Ich hatte noch eine Rechnung offen:
Vor zehn Jahren radelte ich mit meinem Sohn Cyprian von unserem Wohnort Bernbeuren zum Campingplatz nach Utting am Ammersee, um dort ein paar nette Tage im Zelt zu verbringen. Die Anreise ging in die Familiengeschichte ein. Ich fuhr auf meinem Rennrad, Cyprian auf seinem Kinder-Mountainbike. Nur letzteres war mit einem Gepäckträger versehen, auf dem die Campingausrüstung transportiert werden konnte. Folge: Der Zehnjährige wuchtete das schwere Gepäck die Hügel hinauf, ich rollte aufreizend anstrengungslos hinterher. Schon nach halber Wegstrecke war Cyprian fix und fertig, und ich schmetterte schmunzelnd Durchhalteparolen. Passanten schüttelten mit dem Kopf ob dieses schiefen Bildes. Was war das? Eine Strafmaßnahme? Kinderarbeit?

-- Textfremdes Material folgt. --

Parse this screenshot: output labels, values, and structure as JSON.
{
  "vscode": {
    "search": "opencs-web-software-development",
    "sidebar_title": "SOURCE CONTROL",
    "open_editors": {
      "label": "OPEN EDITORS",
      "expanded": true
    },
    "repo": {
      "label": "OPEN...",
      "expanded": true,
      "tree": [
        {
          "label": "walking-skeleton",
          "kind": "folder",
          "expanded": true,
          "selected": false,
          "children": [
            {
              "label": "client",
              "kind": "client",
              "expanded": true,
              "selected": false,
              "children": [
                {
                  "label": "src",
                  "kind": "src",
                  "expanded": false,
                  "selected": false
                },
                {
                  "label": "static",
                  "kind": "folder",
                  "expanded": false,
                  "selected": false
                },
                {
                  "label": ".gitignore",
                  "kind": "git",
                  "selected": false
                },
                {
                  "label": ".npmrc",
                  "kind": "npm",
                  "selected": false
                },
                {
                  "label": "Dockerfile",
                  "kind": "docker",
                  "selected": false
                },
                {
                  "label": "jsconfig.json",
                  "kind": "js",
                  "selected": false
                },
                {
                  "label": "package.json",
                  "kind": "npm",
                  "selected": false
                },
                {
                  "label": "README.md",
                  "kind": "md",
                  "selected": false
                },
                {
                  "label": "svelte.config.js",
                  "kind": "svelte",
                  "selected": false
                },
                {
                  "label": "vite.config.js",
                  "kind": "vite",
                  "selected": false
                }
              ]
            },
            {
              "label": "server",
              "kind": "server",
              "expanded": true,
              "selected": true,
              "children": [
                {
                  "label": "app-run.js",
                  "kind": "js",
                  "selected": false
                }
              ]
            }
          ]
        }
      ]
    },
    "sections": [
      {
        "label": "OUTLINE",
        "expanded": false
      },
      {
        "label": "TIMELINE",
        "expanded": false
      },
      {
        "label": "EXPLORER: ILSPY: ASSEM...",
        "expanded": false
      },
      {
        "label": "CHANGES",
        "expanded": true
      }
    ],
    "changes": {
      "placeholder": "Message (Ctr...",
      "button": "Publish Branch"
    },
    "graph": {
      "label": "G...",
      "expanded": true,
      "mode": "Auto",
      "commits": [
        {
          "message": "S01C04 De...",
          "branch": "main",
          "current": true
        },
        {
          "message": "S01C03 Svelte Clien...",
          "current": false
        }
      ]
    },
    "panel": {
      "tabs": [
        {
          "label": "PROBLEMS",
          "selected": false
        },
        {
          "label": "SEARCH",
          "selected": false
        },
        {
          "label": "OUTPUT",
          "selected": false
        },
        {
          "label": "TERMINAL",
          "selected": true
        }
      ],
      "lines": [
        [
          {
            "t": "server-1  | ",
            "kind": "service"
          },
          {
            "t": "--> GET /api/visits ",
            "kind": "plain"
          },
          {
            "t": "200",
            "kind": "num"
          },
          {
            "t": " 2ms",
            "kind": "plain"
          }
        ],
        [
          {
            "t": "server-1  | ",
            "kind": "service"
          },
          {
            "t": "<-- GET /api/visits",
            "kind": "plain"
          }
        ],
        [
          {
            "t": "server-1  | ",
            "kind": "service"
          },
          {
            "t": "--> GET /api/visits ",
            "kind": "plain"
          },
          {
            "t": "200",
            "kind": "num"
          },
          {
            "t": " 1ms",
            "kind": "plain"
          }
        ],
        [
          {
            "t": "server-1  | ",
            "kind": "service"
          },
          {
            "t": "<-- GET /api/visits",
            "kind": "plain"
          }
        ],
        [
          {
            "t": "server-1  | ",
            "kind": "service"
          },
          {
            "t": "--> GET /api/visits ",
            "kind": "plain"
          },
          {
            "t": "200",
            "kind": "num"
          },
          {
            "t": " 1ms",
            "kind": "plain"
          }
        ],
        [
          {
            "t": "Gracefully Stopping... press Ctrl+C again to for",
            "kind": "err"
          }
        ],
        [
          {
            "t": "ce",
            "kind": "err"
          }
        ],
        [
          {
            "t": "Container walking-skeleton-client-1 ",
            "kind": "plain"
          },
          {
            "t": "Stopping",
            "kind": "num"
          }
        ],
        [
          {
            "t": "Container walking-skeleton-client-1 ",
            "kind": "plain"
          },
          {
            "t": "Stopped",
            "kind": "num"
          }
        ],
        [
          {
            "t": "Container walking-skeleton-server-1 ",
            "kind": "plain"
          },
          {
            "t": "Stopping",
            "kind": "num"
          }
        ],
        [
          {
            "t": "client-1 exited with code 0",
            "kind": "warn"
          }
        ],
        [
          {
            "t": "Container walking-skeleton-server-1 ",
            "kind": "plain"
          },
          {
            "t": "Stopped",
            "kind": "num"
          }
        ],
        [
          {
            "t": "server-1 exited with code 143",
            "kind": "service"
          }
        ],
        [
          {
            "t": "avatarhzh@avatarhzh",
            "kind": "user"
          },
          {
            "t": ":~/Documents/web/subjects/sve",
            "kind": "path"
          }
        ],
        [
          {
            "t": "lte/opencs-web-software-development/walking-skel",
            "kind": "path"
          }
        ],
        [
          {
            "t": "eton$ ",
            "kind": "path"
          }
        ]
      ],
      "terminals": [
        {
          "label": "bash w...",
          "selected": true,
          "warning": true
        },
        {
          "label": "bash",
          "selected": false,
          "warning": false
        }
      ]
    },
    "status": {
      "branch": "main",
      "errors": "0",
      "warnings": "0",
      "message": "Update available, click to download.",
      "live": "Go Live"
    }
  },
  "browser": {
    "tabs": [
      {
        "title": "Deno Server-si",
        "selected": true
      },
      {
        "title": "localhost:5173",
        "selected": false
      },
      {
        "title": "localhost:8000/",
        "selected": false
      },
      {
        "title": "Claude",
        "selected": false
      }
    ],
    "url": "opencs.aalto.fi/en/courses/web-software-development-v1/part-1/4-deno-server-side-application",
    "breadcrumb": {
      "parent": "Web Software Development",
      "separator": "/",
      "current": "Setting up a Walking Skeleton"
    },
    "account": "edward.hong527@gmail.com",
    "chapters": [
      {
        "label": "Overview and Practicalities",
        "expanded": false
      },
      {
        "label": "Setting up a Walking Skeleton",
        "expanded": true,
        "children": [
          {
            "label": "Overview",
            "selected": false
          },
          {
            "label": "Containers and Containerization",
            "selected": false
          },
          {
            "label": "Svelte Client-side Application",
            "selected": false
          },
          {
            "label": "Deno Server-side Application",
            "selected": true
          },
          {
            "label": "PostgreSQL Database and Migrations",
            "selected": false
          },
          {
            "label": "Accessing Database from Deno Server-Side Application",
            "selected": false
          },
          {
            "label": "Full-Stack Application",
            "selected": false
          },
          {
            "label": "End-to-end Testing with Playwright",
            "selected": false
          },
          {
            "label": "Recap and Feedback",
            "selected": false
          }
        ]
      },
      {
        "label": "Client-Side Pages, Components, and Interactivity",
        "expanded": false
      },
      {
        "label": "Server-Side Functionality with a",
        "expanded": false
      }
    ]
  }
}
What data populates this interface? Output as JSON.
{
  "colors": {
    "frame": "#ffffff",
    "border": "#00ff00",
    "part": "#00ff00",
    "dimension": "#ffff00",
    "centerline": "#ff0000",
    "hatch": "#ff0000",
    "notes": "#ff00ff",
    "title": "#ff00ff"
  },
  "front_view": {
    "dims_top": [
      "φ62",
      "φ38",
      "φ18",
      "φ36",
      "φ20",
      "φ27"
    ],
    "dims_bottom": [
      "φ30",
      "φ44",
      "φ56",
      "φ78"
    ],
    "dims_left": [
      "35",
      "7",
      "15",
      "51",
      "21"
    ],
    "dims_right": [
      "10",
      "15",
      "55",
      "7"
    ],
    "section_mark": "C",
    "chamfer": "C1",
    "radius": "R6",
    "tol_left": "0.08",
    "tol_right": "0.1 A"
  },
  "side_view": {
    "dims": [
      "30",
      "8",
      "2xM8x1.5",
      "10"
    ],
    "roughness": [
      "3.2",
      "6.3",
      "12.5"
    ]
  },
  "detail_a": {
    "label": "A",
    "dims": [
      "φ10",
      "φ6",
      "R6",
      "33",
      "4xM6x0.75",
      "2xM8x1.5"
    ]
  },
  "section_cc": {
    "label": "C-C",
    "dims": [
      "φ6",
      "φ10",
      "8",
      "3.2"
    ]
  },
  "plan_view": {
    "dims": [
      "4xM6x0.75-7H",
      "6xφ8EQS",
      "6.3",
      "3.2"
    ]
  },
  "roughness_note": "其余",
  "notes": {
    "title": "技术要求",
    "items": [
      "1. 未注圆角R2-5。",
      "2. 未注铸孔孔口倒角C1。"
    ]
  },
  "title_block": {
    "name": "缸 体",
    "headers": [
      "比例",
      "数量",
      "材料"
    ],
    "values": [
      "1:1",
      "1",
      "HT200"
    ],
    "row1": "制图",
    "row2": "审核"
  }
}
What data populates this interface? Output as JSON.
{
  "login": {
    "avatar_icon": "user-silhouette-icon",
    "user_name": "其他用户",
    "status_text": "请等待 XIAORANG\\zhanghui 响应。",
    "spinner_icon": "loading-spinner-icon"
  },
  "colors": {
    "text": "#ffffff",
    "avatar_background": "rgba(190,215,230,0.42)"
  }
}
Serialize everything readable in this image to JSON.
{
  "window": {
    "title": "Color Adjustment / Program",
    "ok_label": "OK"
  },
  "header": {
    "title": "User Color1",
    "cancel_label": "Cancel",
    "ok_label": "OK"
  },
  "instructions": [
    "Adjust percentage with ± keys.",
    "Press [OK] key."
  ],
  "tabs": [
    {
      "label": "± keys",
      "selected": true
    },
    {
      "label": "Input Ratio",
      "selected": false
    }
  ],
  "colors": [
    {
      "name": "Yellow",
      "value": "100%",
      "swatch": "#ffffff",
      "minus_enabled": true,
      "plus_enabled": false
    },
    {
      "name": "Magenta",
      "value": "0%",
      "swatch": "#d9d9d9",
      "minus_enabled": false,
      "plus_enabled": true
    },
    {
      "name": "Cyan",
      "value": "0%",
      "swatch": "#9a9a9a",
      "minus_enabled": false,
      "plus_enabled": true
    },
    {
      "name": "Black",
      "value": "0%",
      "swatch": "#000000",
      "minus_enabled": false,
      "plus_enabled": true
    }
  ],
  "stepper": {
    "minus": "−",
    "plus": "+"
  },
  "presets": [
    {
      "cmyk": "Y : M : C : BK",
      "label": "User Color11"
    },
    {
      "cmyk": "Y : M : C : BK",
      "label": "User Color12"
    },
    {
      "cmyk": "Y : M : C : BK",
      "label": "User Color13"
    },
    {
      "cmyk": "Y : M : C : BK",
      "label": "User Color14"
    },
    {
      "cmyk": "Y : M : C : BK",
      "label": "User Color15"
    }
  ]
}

Längere Radtouren hat Cyprian anschließend nie wieder unternommen - bis jetzt. Nach der letzten Vorlesung fuhren wir am Freitagnachmittag von seinem Studienort Landeck am Inn entlang zum Schweizer Zollamt Martina, dann die Norbertshöhe hinauf nach Nauders und weiter zum Reschenpass. Ehrensache, dass diesmal ich das gesamte Gepäck transportierte, unter anderem, grusel, seinen uralten Bayern-München-Rucksack.
Am Heidersee übernachteten wir, am nächsten Tag rollten wir einträchtig auf dem Uferdamm der Etsch bis nach Salurn, an die Sprachgrenze, am dritten schließlich nach Rovereto und weiter zum Gardasee. Höhepunkt: Spargelpizza in einem verregneten Tennisclub nahe Bozen. Schmeckt nicht so abstrus, wie man vermuten könnte.
Quit.
Ja, ist denn die Etsch überhaupt ein „deutscher Fluss“? Nun ja; jedenfalls nicht weniger als der Rio Grande, wenn Karl May seine Helden durch dessen Täler reiten lässt.